Outlook: getting even more data? Or analyzing this dataset

There’s more data to be collected or prepared! From GitHub issues, using GitHub archive one could get the labelling history: when did an issue go from “editor-checks” to “seeking-reviewers” for instance? It’d help characterize the usual speed of the process. One could also try to investigate the formal and less formal links between the onboarded repository and the review: did commits and issues mention the onboarding review (with words), or even actually put a link to it? Are actors in the process little or very active on GitHub for other activities, e.g. could we see that some reviewers create or revive their GitHub account especially for reviewing?

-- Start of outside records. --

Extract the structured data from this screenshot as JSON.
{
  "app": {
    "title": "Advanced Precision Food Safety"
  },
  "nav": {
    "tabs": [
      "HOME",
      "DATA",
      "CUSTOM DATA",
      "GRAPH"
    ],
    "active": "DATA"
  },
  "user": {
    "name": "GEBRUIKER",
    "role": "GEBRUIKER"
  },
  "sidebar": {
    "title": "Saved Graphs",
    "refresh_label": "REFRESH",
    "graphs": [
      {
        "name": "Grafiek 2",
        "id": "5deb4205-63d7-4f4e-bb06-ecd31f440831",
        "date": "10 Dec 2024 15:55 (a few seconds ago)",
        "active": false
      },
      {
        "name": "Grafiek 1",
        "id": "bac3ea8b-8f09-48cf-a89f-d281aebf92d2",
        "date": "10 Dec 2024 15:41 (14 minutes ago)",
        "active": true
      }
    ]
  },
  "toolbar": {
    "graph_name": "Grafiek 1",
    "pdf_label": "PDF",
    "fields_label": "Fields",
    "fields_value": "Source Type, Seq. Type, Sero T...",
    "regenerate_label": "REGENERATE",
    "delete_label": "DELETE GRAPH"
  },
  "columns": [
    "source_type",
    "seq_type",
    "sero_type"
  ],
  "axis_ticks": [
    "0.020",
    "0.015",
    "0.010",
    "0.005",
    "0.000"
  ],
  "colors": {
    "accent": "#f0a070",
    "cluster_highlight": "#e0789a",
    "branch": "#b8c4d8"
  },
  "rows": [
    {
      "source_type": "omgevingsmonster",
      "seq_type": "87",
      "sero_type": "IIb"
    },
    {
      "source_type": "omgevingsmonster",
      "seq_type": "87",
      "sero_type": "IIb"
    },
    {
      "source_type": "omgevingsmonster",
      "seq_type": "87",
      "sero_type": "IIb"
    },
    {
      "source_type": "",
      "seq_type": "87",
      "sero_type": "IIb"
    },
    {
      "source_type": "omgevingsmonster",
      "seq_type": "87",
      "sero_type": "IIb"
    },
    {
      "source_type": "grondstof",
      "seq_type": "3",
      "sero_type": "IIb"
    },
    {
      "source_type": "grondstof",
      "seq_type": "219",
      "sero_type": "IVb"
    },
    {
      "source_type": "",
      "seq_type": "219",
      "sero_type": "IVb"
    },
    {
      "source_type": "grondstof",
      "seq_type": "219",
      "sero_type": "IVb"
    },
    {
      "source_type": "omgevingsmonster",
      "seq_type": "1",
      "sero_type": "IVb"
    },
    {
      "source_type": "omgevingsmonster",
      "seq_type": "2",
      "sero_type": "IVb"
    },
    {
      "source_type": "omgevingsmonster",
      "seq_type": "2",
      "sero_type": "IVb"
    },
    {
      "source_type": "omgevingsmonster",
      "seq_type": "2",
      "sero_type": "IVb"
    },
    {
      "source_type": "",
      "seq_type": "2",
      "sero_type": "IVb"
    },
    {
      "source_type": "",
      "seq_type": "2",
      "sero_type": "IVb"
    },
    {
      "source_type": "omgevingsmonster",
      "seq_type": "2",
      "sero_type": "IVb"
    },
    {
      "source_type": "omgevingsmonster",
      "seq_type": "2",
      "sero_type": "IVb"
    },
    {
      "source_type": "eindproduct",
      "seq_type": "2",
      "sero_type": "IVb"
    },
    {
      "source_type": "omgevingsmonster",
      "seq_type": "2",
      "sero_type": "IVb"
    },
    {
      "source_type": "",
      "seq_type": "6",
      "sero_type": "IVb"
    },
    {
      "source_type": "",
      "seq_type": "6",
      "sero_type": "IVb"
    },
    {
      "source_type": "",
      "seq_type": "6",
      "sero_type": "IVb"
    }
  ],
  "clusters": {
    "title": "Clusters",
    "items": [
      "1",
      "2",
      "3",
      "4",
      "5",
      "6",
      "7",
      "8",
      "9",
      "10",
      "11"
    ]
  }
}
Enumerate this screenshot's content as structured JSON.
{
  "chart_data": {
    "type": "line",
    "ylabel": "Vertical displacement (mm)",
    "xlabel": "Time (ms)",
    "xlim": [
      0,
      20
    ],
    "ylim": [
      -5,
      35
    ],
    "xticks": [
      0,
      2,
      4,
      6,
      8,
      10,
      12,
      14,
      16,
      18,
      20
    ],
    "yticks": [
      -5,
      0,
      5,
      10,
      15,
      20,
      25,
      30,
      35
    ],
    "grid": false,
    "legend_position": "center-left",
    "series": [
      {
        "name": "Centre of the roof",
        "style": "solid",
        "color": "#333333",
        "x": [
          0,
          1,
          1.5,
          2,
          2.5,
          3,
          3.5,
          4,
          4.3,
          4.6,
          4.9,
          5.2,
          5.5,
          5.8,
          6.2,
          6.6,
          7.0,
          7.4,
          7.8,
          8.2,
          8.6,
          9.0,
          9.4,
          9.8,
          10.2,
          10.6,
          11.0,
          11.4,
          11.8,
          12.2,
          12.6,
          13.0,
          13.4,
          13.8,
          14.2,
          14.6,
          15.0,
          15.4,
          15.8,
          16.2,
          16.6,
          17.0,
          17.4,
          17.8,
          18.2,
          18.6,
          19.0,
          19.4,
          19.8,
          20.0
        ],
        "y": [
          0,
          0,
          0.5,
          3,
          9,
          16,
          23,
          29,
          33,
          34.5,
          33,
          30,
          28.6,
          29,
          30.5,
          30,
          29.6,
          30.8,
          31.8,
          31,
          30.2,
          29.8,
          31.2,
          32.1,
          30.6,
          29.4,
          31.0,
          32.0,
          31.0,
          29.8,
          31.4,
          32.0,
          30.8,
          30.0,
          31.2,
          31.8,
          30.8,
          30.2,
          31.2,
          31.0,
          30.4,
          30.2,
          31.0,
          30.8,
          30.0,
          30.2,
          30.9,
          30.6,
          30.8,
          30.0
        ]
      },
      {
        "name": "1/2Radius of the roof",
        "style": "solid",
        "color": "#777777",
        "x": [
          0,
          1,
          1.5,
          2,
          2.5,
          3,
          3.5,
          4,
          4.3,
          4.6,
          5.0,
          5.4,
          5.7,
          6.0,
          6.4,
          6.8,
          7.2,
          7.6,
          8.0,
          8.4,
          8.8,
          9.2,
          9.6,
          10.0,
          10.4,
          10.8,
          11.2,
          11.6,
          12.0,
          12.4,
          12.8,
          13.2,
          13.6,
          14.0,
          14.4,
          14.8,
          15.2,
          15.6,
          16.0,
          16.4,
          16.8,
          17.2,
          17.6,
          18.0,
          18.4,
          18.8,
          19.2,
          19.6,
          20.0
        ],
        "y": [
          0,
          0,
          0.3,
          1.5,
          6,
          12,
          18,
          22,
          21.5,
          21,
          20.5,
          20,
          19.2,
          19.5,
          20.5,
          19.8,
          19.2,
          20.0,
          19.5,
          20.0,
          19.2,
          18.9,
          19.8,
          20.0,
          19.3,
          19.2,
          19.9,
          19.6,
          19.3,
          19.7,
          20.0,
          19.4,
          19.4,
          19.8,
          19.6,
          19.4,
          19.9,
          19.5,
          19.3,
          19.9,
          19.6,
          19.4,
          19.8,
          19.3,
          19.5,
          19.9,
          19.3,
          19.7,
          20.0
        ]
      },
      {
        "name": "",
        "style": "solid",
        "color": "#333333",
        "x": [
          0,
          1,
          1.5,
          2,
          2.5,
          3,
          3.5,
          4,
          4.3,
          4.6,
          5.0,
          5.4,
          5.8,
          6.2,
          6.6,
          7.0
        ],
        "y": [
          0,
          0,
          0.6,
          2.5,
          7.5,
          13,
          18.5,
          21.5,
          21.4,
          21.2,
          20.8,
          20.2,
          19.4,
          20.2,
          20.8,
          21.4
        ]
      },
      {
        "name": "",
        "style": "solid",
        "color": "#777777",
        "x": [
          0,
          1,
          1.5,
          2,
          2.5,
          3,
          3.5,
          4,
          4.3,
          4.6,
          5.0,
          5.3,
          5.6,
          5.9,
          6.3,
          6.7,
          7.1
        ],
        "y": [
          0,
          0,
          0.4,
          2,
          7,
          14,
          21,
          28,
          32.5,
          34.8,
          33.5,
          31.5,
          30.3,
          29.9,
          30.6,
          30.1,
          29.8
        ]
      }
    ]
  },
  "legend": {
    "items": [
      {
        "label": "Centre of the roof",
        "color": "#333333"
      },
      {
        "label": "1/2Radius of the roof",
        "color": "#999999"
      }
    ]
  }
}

Rather than enlarging my current dataset, I’ll present its analysis in two further blog posts answering the questions “How much work is rOpenSci onboarding?” and “How to characterize the social weather of rOpenSci onboarding?”. In case you’re too impatient, in the meantime you can dive into this blog post by Augustina Ragwitz about measuring open-source influence beyond commits and this one by rOpenSci co-founder Scott Chamberlain about exploring git commits with git2r.